Juncker sarebbe ora disponibile a scovare un’alternativa all’argomento più controverso sul tavolo delle trattative: il backstop, l’accordo per la non-costruzione di un confine fisico tra Irlanda e Irlanda del Nord, guardato con orrore dai conservatori (e da Johnson) perché minerebbe l’integrità del Regno Unito. L’apertura di Juncker può allentare le tensioni, ma il quadro resta del tutto convulso. La Finlandia, il paese che ricopre la presidenza di turno del Consiglio della Unione europea, ha cercato di imporre un ultimatum a Londra perché si presenti con un piano definito di divorzio entro il 30 settembre.
owning Street ha risposto come era prevedibile («no»), replicando che la bozza sarà presentata a «tempo debito». Johnson vede nella riunione del Consiglio europeo del 17-18 ottobre l’ultima finestra utile per discutere e concordare un deal sulla Brexit. Il margine è stretto, soprattutto se si considera un dettaglio: oltre ai leader europei, Johnson deve incassare il via libera formale sia della Camera dei Comuni che dell’Eurocamera. Senza si andrebbe verso una rottura no-deal, ma anche qui la strada è tutt’altro che spianata.
Qui Londra. La Brexit no-deal è già stata ampiamente e apertamente osteggiata dal Parlamento britannico, tra l’altro nel vivo dellasospensione forzata decisa da Johnson fino a metà ottobre. Oltre alla mozione approvata dalla Camera dei Comuni per opporsi a un divorzio brusco dalla Ue, lo speaker uscente John Bercow ha messo in chiaro che si metterà di traverso a qualsiasi tentativo di strappo da Bruxelles senza accordi di tutela. I piani grandiosi di Johnson per la nuova vita dell’Isola dopo l’uscita dalle Ue non riescono a convincere i parlamentari che sia il caso di inoltrarsi nello status di paese terzo senza almeno un periodo di “cuscinetto” o una serie di accordi su commercio e servizi finanziari.
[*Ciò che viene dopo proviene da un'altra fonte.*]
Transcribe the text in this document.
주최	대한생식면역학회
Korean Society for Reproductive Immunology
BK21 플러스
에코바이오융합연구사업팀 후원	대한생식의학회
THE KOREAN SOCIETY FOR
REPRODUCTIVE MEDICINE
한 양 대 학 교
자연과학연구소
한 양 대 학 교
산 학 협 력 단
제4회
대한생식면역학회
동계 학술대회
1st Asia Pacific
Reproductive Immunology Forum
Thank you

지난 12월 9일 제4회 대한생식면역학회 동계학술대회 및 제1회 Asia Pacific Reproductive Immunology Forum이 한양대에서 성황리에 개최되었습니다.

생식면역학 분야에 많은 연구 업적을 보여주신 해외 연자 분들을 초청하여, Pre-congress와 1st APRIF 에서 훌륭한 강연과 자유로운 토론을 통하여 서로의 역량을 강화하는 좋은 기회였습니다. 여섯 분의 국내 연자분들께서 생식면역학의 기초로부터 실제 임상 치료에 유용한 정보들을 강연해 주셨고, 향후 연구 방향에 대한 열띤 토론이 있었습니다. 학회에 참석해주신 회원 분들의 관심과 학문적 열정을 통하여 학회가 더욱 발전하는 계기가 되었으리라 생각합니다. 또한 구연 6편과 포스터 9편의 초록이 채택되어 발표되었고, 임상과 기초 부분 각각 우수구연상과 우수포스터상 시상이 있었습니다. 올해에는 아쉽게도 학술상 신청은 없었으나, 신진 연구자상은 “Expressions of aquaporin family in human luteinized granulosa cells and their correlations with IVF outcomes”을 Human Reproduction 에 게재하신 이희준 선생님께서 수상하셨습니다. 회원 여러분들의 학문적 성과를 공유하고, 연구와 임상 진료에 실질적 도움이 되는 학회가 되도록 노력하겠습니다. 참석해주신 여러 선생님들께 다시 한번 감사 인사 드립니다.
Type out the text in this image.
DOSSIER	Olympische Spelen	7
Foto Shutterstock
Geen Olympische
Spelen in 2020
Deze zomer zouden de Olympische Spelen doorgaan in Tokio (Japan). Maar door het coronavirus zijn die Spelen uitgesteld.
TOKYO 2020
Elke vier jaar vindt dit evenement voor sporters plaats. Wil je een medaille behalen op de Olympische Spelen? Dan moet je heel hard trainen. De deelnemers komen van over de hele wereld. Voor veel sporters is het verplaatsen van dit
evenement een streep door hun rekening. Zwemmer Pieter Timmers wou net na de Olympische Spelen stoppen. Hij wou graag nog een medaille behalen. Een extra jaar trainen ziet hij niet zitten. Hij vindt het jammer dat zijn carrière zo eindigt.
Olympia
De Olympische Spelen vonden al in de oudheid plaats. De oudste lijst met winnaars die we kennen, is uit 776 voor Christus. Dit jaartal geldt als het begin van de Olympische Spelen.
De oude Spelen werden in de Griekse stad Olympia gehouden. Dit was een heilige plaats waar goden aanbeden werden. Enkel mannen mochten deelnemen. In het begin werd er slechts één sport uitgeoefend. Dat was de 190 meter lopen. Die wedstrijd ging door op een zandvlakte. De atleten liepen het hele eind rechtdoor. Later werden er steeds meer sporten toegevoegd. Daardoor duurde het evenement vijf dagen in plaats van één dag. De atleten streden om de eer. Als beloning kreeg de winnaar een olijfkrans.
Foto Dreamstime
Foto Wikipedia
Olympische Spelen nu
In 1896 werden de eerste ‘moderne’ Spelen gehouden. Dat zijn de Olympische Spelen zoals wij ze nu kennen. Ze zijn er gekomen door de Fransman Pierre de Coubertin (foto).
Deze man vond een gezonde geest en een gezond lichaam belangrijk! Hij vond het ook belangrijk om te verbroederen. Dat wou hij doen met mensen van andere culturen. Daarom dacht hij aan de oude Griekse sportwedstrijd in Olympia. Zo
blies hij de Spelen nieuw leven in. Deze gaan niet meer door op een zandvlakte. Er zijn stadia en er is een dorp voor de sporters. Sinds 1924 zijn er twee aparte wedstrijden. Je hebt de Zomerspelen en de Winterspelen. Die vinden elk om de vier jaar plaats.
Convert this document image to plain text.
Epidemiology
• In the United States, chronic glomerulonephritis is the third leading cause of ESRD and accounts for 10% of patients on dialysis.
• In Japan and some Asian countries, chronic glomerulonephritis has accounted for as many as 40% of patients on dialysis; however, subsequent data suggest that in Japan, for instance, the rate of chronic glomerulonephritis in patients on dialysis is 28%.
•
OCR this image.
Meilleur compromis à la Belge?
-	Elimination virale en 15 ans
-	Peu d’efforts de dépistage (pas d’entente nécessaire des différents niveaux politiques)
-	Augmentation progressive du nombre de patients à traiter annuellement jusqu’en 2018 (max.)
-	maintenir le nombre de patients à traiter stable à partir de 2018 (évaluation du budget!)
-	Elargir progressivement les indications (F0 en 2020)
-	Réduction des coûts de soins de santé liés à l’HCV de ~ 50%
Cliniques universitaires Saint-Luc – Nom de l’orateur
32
Qui Strasburgo-Bruxelles. Le cose non vanno benissimo neppure nell’altro Parlamento chiamato in causa, quello della Ue. L’Eurocamera ha votato mercoledì con 544 voti a favore, 126 contrari e 38 astensioni una risoluzione che ribadisce il supporto della Camera a una «Brexit ordinata». Sarebbe a dire? Il testo mette in chiaro che un divorzio senza accordi sarebbe «colpa del Regno Unito», rinnovando la sua offerta di un rinvio rispetto alla data del 31 ottobre 2019. Johnson è cosciente del peso dell’Eurocamera per un via libera all’eventuale accordo Londra-Ue e ha invitato il presidente dell’Eurocamera David Sassoli a un incontro nella City. Sassoli ha detto sì.